Saturday morning, while waiting to read in the Baltimore City Lit Festival, I had an overwhelming desire to see Hank’s picture.
We don’t display his picture at home. I’ve only looked at it a handful of times since 2012, and it hasn’t been viewed in at least eighteen months. It’s hard for me to see him without life.
Saturday, though, I needed to see him. I’m not sure if it was because I was telling his story (even though I’ve been able to do it a thousand times without getting emotional) or because I had been thinking a lot lately about baby loss friends integrating their lost child with their living children. It may have been because my co-worker was due to have her baby any day. Regardless of the reason, I needed to look.
I was damning the WiFi connection in the auditorium. Years ago, my Dad scanned the few pictures we have, and they’re saved to few spots, including a folder in my inbox. I couldn’t get any of the files to open, so I read my essay in the auditorium without viewing his picture.
I wondered on the way home if it would be a good idea to show Elise some pictures of her big brother. Was it time to stop hiding them, and let someone else besides my husband see?

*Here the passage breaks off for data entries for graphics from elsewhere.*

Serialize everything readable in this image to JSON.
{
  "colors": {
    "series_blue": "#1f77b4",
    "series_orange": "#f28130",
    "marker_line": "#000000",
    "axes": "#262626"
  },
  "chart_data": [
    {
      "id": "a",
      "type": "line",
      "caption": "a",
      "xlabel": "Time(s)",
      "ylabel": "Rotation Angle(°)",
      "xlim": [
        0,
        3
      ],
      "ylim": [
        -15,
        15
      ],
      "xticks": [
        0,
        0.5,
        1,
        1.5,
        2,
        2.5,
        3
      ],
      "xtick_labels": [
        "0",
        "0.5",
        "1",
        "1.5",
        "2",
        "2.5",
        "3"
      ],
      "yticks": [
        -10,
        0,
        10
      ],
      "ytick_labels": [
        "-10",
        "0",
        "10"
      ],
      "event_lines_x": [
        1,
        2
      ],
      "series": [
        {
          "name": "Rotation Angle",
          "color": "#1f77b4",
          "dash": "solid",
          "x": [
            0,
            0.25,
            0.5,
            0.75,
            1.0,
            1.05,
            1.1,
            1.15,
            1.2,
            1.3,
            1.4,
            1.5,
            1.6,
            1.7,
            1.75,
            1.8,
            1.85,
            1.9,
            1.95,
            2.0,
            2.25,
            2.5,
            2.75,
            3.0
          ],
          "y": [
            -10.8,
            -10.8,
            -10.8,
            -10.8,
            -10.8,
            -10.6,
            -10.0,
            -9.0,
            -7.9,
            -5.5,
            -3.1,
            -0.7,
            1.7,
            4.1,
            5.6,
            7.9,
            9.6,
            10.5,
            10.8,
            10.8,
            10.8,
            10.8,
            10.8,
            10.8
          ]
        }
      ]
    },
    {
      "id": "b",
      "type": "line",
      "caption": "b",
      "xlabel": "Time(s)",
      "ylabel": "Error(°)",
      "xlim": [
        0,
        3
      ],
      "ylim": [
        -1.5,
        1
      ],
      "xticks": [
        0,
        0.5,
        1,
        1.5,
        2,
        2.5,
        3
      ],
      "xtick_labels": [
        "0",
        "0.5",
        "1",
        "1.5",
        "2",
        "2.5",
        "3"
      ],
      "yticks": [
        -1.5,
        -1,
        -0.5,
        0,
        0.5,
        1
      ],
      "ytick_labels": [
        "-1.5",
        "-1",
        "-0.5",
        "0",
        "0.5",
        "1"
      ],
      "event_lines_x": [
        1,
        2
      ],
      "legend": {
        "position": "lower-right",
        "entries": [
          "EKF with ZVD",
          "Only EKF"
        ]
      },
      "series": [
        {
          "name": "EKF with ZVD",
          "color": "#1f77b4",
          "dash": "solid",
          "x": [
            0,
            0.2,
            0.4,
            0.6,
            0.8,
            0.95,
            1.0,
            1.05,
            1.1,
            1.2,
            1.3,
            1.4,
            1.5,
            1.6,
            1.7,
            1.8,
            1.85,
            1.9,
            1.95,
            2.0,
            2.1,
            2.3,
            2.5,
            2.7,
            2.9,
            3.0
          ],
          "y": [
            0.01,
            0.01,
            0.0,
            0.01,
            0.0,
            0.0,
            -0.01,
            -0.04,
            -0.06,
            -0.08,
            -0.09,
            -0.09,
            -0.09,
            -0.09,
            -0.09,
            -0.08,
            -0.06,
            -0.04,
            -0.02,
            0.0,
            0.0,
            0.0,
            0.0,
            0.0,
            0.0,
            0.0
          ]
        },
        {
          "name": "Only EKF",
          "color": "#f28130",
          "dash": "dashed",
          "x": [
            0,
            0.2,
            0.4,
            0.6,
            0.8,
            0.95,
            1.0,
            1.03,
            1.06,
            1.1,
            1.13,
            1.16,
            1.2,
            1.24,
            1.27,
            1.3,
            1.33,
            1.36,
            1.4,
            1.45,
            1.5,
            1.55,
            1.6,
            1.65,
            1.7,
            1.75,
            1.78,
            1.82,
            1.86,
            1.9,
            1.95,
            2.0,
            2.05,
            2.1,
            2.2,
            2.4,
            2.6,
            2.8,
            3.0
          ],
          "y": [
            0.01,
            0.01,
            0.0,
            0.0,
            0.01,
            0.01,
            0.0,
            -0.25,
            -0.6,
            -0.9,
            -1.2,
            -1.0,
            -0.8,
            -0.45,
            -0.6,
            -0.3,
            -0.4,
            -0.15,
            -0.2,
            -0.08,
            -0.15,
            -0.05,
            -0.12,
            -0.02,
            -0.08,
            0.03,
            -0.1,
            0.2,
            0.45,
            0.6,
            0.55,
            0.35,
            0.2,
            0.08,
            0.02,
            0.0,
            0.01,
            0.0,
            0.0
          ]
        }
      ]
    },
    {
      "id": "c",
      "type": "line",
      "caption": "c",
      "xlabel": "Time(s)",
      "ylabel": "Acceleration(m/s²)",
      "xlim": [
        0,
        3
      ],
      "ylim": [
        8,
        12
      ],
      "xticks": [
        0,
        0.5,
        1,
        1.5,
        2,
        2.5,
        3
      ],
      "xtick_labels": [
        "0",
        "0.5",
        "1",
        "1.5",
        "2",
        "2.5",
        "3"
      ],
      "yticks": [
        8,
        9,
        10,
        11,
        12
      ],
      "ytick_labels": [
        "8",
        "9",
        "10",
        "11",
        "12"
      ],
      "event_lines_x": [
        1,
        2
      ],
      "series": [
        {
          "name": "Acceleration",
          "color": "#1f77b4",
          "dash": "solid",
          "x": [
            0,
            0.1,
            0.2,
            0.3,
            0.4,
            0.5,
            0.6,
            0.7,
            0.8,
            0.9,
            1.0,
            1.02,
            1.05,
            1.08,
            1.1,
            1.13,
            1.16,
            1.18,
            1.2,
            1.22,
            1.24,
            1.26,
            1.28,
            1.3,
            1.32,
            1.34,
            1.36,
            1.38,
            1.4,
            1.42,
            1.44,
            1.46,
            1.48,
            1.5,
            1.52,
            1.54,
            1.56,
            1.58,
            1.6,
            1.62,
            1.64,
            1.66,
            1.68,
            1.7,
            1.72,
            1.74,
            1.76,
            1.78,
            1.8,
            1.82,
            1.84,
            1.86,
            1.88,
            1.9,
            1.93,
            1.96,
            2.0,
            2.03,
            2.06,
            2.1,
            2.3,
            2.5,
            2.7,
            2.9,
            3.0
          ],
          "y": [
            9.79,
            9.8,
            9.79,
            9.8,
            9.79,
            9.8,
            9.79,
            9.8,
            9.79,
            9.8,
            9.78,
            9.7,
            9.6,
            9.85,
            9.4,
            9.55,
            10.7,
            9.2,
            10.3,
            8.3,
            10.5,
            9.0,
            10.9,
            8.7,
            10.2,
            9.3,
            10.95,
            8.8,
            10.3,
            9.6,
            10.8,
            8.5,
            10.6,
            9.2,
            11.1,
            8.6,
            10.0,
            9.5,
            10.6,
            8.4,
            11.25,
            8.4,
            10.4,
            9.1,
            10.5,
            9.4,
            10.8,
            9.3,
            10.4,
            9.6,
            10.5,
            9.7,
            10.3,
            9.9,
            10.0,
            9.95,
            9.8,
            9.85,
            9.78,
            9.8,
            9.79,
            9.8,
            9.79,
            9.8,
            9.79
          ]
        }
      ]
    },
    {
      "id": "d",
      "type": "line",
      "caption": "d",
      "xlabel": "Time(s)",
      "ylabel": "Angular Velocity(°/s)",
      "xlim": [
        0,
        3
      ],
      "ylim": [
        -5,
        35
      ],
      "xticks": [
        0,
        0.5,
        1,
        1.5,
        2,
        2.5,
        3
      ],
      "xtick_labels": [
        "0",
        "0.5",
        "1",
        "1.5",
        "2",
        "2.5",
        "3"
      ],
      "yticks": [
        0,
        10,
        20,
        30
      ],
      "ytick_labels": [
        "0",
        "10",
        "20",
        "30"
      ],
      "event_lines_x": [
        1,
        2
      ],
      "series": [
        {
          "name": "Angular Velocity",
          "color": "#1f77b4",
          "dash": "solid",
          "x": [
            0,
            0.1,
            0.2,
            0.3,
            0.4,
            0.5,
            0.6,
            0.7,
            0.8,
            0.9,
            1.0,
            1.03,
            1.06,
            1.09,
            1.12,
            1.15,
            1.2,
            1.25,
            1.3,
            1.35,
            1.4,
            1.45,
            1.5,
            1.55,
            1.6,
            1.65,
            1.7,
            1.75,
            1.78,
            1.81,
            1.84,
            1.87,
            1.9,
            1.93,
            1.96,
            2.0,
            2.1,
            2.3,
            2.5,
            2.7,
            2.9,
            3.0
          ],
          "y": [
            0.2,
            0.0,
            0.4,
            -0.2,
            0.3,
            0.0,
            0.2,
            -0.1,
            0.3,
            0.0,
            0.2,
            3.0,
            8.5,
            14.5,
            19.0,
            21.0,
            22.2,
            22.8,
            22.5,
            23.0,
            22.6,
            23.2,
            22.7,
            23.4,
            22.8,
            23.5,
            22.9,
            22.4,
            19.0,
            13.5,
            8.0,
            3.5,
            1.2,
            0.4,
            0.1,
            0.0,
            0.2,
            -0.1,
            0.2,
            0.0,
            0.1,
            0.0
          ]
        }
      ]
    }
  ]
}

Today is Monday, and as soon as I got to work I realized that I left part of my pump at home- every working and nursing mother’s nightmare. When I got back to the house, I immediately ran upstairs and got out the box where his pictures are housed.
I was hit with the weight that my new baby boy Alex looks like his brother. They have a similar face, long fingers, big feet. They share a nose. Eerily similar, except Alex breathes and is warm and chubby, and Hank has never taken a breath. Brothers, so fair of face on this Monday morning.
I started to cry. It wasn’t fair to have birthed this beautiful boy into a world forever silenced by his absence. I looked at this baby, my son, and told him I was sorry for failing him- I couldn’t get him to live, my body couldn’t sustain him. I was sobbing, and I had only a minute to grab my pump and head back. Good thing I can blame puffy red eyes on allergies.
On the drive back to work, I got a reality check from a friend and a fellow loss mom. She understood the feelings about seeing the pictures and mementos. It’s a fresh heartbreak for some, she said. She was right.
It’s not time for Elise to see those pictures. It’s not time for me to look at them regularly, either. The images in my mind of his love, legacy, and liveliness is what I need to see.